INEP Revalida - Exame Nacional de Revalidação de Diplomas Médicos — Prova 2022
Mulher de 23 anos de idade procurou o ambulatório de ginecologia, com queixa de aumento da intensidade e duração do fluxo menstrual há 8 meses. Nulípara, tem como antecedentes três abortos espontâneos, nos quais não precisou realizar curetagem uterina. No exame físico, não apresentou qualquer alteração. Apresentou os seguintes exames complementares recentes:- Colpocitologia oncológica: alterações celulares benignas reativas ou reparativas.- Ultrassonografia: volume uterino de 88 cm³. Eco endometrial heterogêneo de 36 mm (normalidade considerada até 15 mm) com lesão hiperecoica de contornos regulares na cavidade uterina.
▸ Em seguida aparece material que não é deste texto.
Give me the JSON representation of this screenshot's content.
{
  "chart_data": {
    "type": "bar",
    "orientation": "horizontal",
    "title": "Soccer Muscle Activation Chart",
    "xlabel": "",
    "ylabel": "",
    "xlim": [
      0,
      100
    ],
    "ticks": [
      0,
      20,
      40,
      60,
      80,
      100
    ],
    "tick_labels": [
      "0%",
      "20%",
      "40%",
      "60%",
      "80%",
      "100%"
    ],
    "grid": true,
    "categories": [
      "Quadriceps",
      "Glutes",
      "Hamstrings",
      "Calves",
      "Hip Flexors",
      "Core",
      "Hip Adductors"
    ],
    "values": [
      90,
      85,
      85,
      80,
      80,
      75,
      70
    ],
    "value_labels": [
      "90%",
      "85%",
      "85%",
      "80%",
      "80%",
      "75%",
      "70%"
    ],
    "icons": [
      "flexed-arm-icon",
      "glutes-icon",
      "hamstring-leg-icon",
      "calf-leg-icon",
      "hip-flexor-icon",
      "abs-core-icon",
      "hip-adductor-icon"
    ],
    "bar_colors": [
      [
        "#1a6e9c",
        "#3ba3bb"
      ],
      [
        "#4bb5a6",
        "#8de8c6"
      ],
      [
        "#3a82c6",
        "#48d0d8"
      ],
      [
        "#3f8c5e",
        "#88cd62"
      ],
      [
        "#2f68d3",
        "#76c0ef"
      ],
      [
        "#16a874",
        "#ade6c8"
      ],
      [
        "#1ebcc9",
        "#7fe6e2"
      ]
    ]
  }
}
Anexos sem alterações ultrassonográficas.Considerando a história clínica e os exames físico e complementar da paciente, assinale a opção que apresenta a hipótese diagnóstica e a conduta adequada, respectivamente.
Menorragia + USG eco endometrial heterogêneo/lesão hiperecoica → Pólipo endometrial = Histeroscopia diagnóstica/cirúrgica.
A queixa de menorragia e o achado ultrassonográfico de eco endometrial heterogêneo com lesão hiperecoica são altamente sugestivos de pólipo endometrial. A histeroscopia é o padrão-ouro para diagnóstico e tratamento, permitindo visualização direta e biópsia ou ressecção.
O pólipo endometrial é uma proliferação benigna do endométrio, comum em mulheres na perimenopausa e pós-menopausa, mas que pode ocorrer em qualquer idade reprodutiva. Sua importância clínica reside na associação com sangramento uterino anormal (menorragia, sangramento intermenstrual) e, em alguns casos, com infertilidade ou abortos de repetição, como visto na paciente. Embora a maioria seja benigna, uma pequena porcentagem pode apresentar atipias ou malignidade, justificando a investigação. A fisiopatologia envolve um crescimento focal do endométrio, geralmente sensível a estrogênios. O diagnóstico inicial é frequentemente realizado por ultrassonografia transvaginal, que pode revelar espessamento endometrial focal ou difuso, ou uma lesão hiperecoica na cavidade uterina. No entanto, a histeroscopia é o método diagnóstico e terapêutico de escolha, permitindo a visualização direta do pólipo, a biópsia para exclusão de malignidade e a ressecção completa. O tratamento de escolha para pólipos sintomáticos ou com risco de malignidade é a polipectomia histeroscópica, que é um procedimento minimamente invasivo e altamente eficaz. A remoção do pólipo geralmente resolve os sintomas de sangramento e pode melhorar as taxas de fertilidade em pacientes com infertilidade inexplicada. É crucial que o material seja enviado para análise histopatológica para confirmar a benignidade e excluir lesões pré-malignas ou malignas.
Os pólipos endometriais frequentemente causam sangramento uterino anormal, como menorragia (fluxo menstrual intenso e prolongado), sangramento intermenstrual ou pós-coito. Podem também estar associados à infertilidade.
O diagnóstico inicial é geralmente feito por ultrassonografia transvaginal, que pode mostrar espessamento endometrial ou lesões hiperecoicas. A histeroscopia é o método padrão-ouro para confirmação, permitindo visualização direta e biópsia.
A conduta para pólipos endometriais sintomáticos ou maiores que 1,5 cm, ou em mulheres com fatores de risco para malignidade, é a polipectomia histeroscópica. Pólipos pequenos e assintomáticos podem ser apenas observados.